The requirement is that my job can programmatically retrieve the cluster id to insert into all telemetry. Retrieving the cluster ID through the UI will not be sufficient.

I don't see any dbutils commands that would be of use.

Arti · ‎02-12-2019

You can use the cluster node initiaization script to grab the environment variable DB_CLUSTER_ID. Refer here https://docs.databricks.com/user-guide/clusters/init-scripts.html#environment-variables.

Also from the notebook , the following also works :

spark.conf.get("spark.databricks.clusterUsageTags.clusterName")

spark.conf.get("spark.databricks.clusterUsageTags.clusterId")

The entire list of spark properties is available in UI in Spark UI --> Environment tab.

Hope this helps!

View solution in original post

tonyp · ‎02-11-2019

In Databricks click on your cluster in the Clusters tab, Change the UI interface to json, It will give the all details about your cluster

ammobear · ‎02-12-2019

Thank you for your answer. I have added more detail to my question. Unfortunately, the UI will not work as I need my job code to programmatically pull the cluster id.

Arti · ‎02-12-2019

You can use the cluster node initiaization script to grab the environment variable DB_CLUSTER_ID. Refer here https://docs.databricks.com/user-guide/clusters/init-scripts.html#environment-variables. Also from the notebook, the following also works :

spark.conf.get("spark.databricks.clusterUsageTags.clusterName")

spark.conf.get("spark.databricks.clusterUsageTags.clusterId")

ammobear · ‎02-12-2019

That's perfect! Thank you for your help Arti.

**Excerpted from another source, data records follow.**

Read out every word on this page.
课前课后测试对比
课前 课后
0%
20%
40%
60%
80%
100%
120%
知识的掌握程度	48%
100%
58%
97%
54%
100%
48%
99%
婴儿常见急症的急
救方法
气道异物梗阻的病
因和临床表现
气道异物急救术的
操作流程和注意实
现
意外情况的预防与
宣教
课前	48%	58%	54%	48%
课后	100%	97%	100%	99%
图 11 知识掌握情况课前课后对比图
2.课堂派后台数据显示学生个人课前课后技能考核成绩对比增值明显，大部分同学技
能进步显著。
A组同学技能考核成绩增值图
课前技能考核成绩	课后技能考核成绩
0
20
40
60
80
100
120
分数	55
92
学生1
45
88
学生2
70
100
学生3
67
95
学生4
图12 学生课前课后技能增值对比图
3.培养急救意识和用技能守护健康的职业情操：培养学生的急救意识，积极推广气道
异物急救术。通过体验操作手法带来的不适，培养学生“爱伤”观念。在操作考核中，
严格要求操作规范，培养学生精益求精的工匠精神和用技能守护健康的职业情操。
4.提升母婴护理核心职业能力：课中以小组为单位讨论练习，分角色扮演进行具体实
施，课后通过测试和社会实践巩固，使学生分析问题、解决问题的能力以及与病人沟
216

Do you know if the properties of

clusterUsageTabs

are documented anywhere? I wonder what other useful properties I might be able to log.

Arti · ‎02-12-2019

I am not sure if these are documented. Use the following code to get the entire list:

%scala

val configMap = spark.conf.getAll

configMap.foreach(println)

ammobear · ‎02-12-2019

Thanks! Feel free to make your first comment a separate post and I'll mark it as the answer.

Arti · ‎02-12-2019

You can use the cluster node initiaization script to grab the environment variable DB_CLUSTER_ID. Refer here https://docs.databricks.com/user-guide/clusters/init-scripts.html#environment-variables.

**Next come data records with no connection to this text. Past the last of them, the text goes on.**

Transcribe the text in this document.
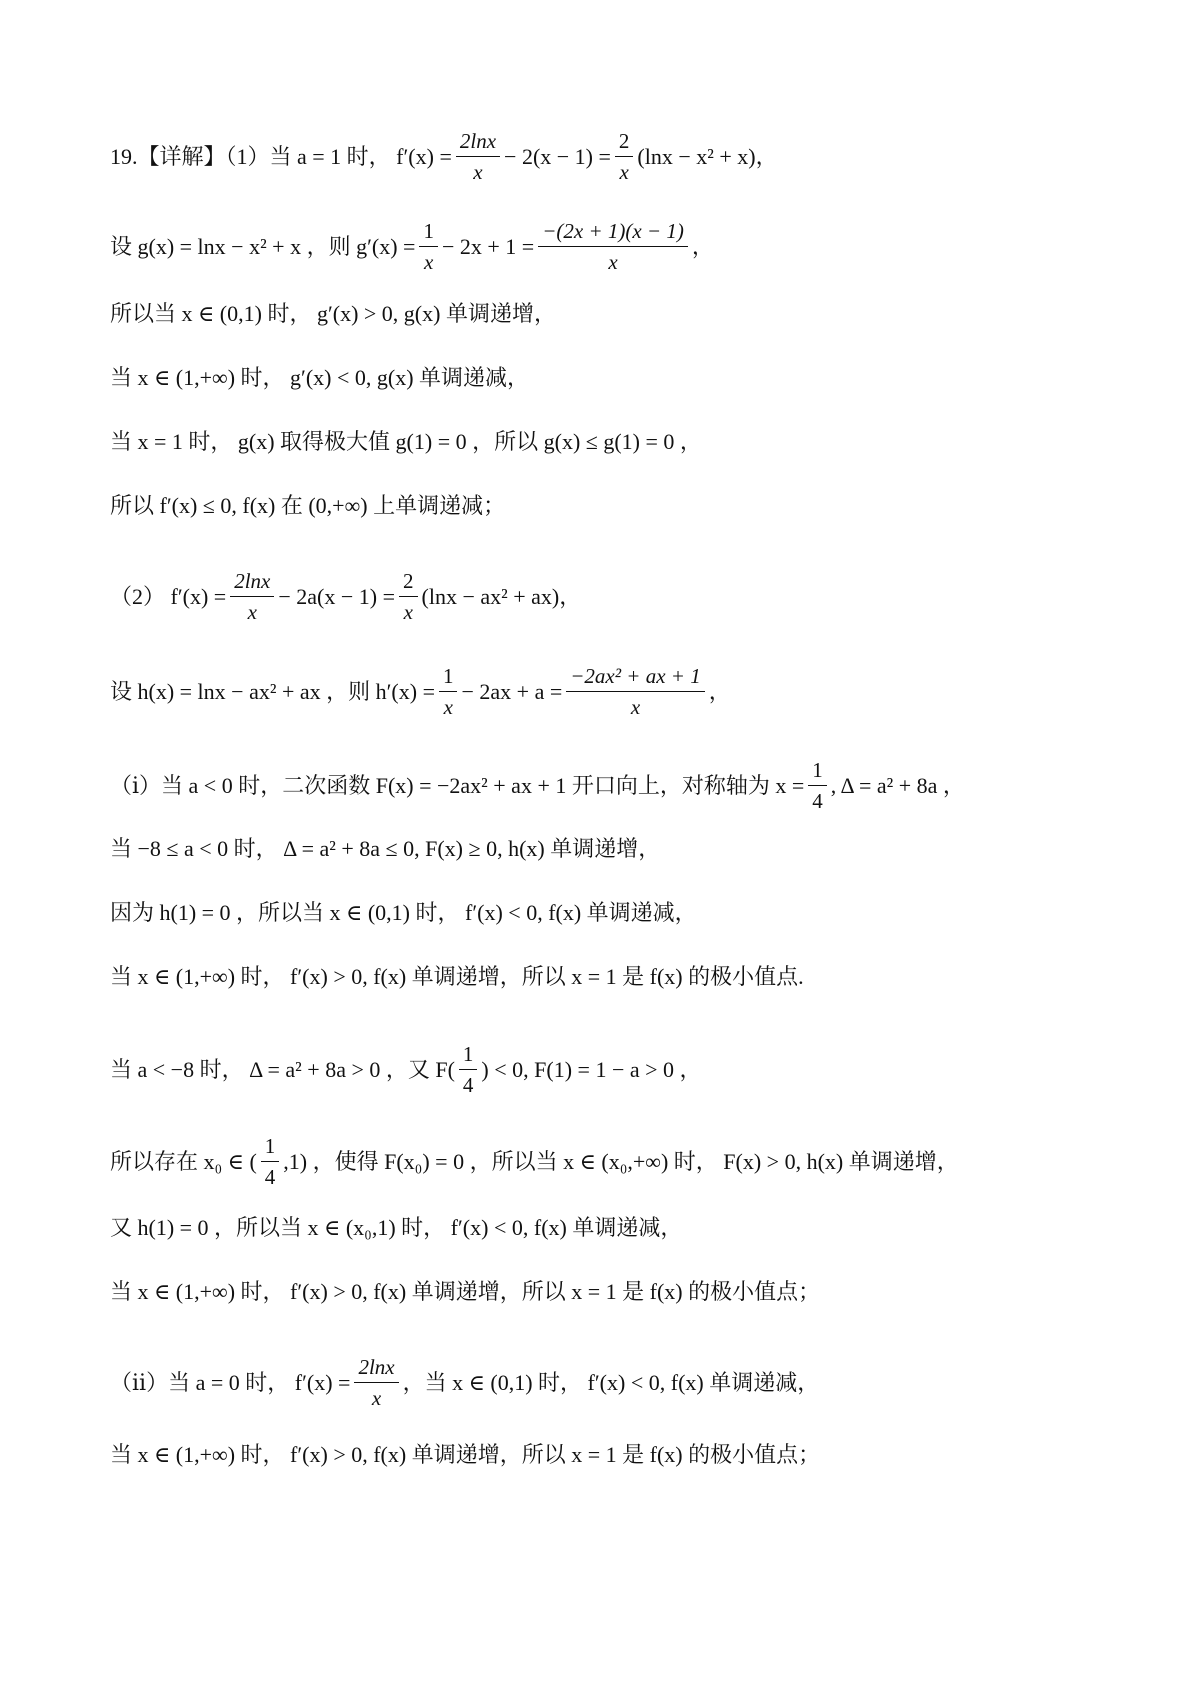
19.【详解】（1）当 a = 1 时， $f'(x) = \frac{2\ln x}{x} - 2(x - 1) = \frac{2}{x} (\ln x - x^2 + x)$，
设 g(x) = lnx − x² + x ，则 $g'(x) = \frac{1}{x} - 2x + 1 = \frac{-(2x + 1)(x - 1)}{x}$ ，
所以当 x ∈ (0,1) 时， g′(x) > 0, g(x) 单调递增，
当 x ∈ (1,+∞) 时， g′(x) < 0, g(x) 单调递减，
当 x = 1 时， g(x) 取得极大值 g(1) = 0 ，所以 g(x) ≤ g(1) = 0 ，
所以 f′(x) ≤ 0, f(x) 在 (0,+∞) 上单调递减；
（2） $f'(x) = \frac{2\ln x}{x} - 2a(x - 1) = \frac{2}{x} (\ln x - ax^2 + ax)$，
设 h(x) = lnx − ax² + ax ，则 $h'(x) = \frac{1}{x} - 2ax + a = \frac{\text{−2ax² + ax + 1}}{x}$ ，
（ⅰ）当 a < 0 时，二次函数 F(x) = −2ax² + ax + 1 开口向上，对称轴为 $x = \frac{1}{4}$ , Δ = a² + 8a ，
当 −8 ≤ a < 0 时， Δ = a² + 8a ≤ 0, F(x) ≥ 0, h(x) 单调递增，
因为 h(1) = 0 ，所以当 x ∈ (0,1) 时， f′(x) < 0, f(x) 单调递减，
当 x ∈ (1,+∞) 时， f′(x) > 0, f(x) 单调递增，所以 x = 1 是 f(x) 的极小值点.
当 a < −8 时， Δ = a² + 8a > 0 ，又 $F( \frac{1}{4}$ ) < 0, F(1) = 1 − a > 0 ，
所以存在 x₀ ∈ ( $\frac{1}{4} ,1$) ，使得 F(x₀) = 0 ，所以当 x ∈ (x₀,+∞) 时， F(x) > 0, h(x) 单调递增，
又 h(1) = 0 ，所以当 x ∈ (x₀,1) 时， f′(x) < 0, f(x) 单调递减，
当 x ∈ (1,+∞) 时， f′(x) > 0, f(x) 单调递增，所以 x = 1 是 f(x) 的极小值点；
（ⅱ）当 a = 0 时， $f'(x) = \frac{2\ln x}{x}$ ，当 x ∈ (0,1) 时， f′(x) < 0, f(x) 单调递减，
当 x ∈ (1,+∞) 时， f′(x) > 0, f(x) 单调递增，所以 x = 1 是 f(x) 的极小值点；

Also from the notebook , the following also works :

spark.conf.get("spark.databricks.clusterUsageTags.clusterName")

spark.conf.get("spark.databricks.clusterUsageTags.clusterId")

The entire list of spark properties is available in UI in Spark UI --> Environment tab.

Hope this helps!

tonyp · ‎02-12-2019

Thank you for your answer.@Arti

EricBellet · ‎10-03-2019

Hi, I'm trying to install a library using the init script option. But the $DB_CLUSTER_ID it is empty, why? Also I tried to do in a Notebook cell a %sh echo $DB_CLUSTER_ID and also is empty

curl -X POST https://dbc-myid.cloud.databricks.com/api/2.0/libraries/install -H 'Cache-Control:no-cache' -H 'Content-Type:application/json' -H 'Authorization: Bearer mytoken' -d '{"cluster_id": "$DB_CLUSTER_ID", "libraries": [{"egg": "dbfs:/FileStore/jars/library-0.1-py3.7.egg"}]}'

Arti · ‎10-07-2019

Are you using cluster init script or global init script ?

DB_CLUSTER_ID - This env variable is available only during the cluster init script execution. I guess you will not be able to get the values for the these init script's env variables if you try from notebook.